The RIBA may be forced to cut back on its popular lecture programme at Portland Place next year.
Under plans currently being considered, some lectures are set to be farmed out to the Tate Modern and the Victoria and Albert Museum in an effort to cut the cost of the programme. The RIBA stages about 30 lectures each year, at a total cost of about £1,500 per lecture because of the cost of hiring the RIBA's own lecture theatre and paying for flights and expenses for speakers. This is rarely covered by ticket sales, according to the RIBA gallery's acting director, Tamara Horbacka. She said that sharing events with the Tate Modern, as tried out during the summer, had produced better, and cheaper, results.
Lectures which may be taken away from RIBA headquarters include those similar to the Massimiliano Fuksas lecture this week and the Ken Yeang lecture scheduled for 10 November.
The move comes as the RIBA struggles to find ways of meeting a £125,000 shortfall in this year's accounts.
'We are looking at all aspects of the gallery programme and we need to see how we can refocus it, ' said director of communications Roula Konzotis.
In particular she stressed that partnerships with other cultural organisations could broaden the appeal of both the lecture and exhibition programme to a wider public. 'We are very keen to maximise the use of our resources and our planning is to do with widening our audience, ' she said.
This summer the RIBA ran a lecture programme on gallery architecture with the Tate Modern with three events held at each place. This themed model now looks set to be continued with a series of historical lectures at the V&A.
The extent of the changes will be decided when chief executive Richard Hastilow allocates budgets for 2001 at the beginning of December.Hastilow said he is looking at ways of reducing the institute's overall deficit, but offered no immediate areas for saving.

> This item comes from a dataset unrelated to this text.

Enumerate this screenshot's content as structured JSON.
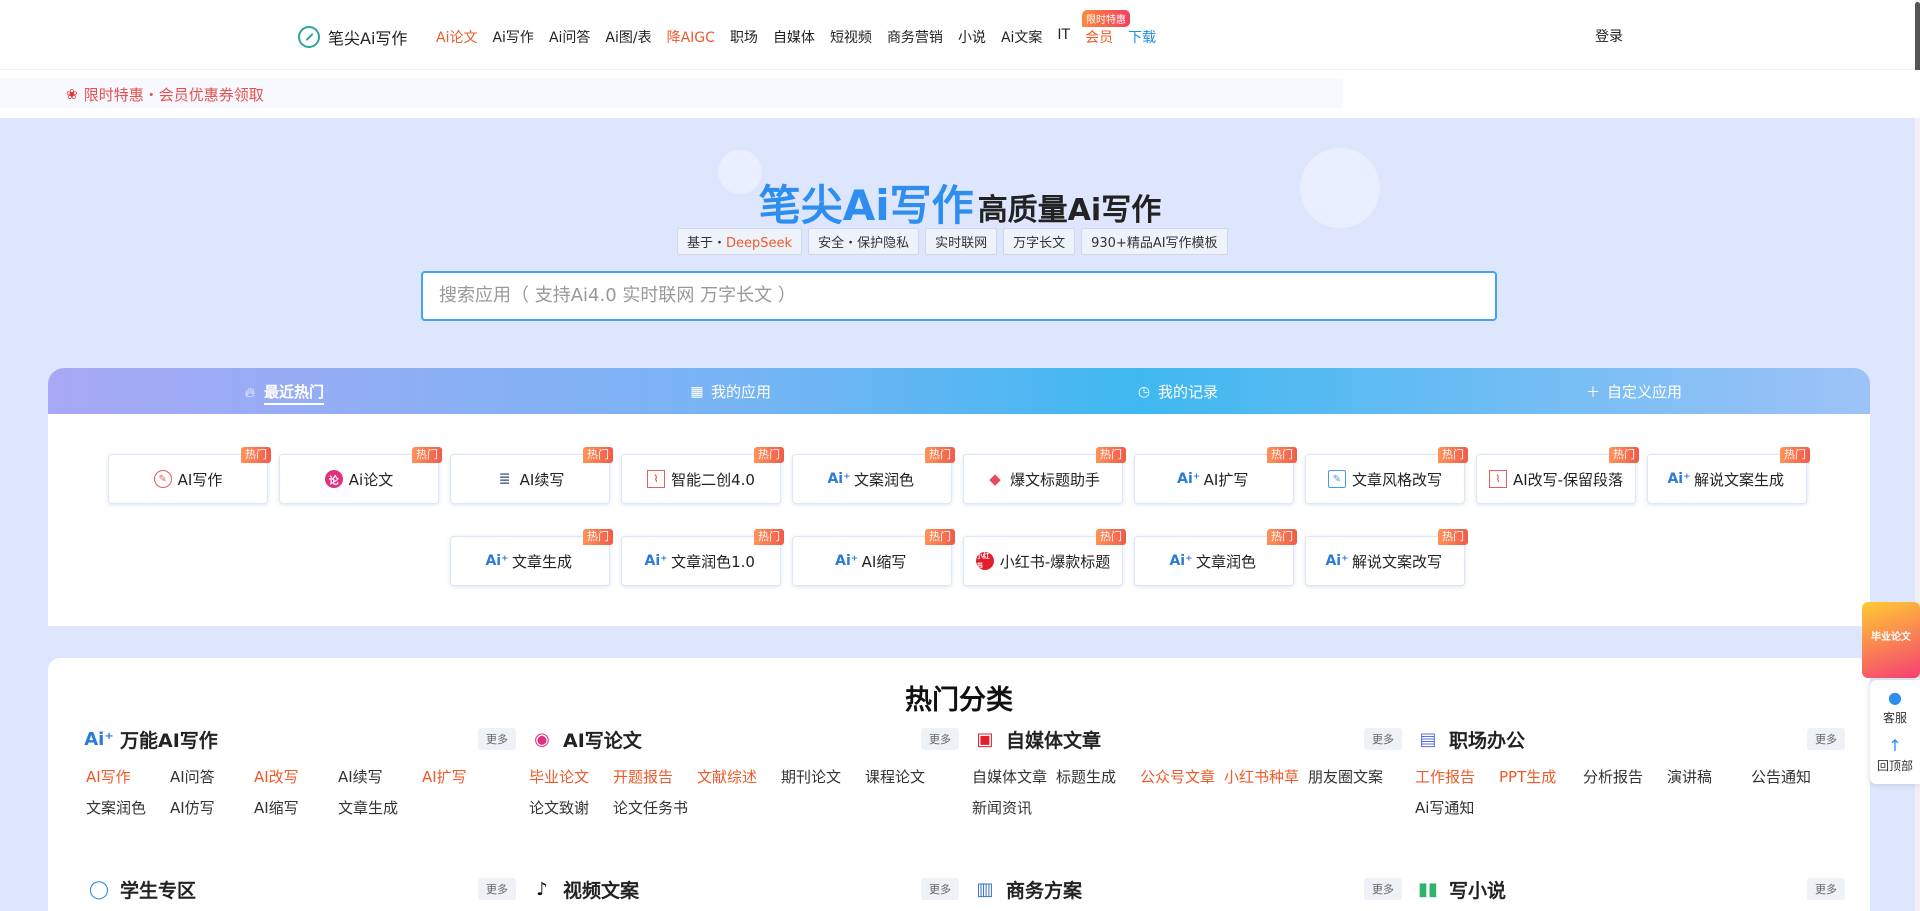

This year the communications department, which runs the lecture programme, is facing a £100,000 overspend on its budget due to ongoing difficulties at the Clients Advisory Service, which matches clients with architects.
The services' director, Paul Newman , sa id that the loss resulted from its lack of management and its 'unrealistic income targets'.
In a further cost-cutting move, the RIBA directory of practices will be published solely on the RIBA's website (architecture.com), rather than in book form. This will save £45,000 a year and the advisory service has called for architects to register for the last printed edition.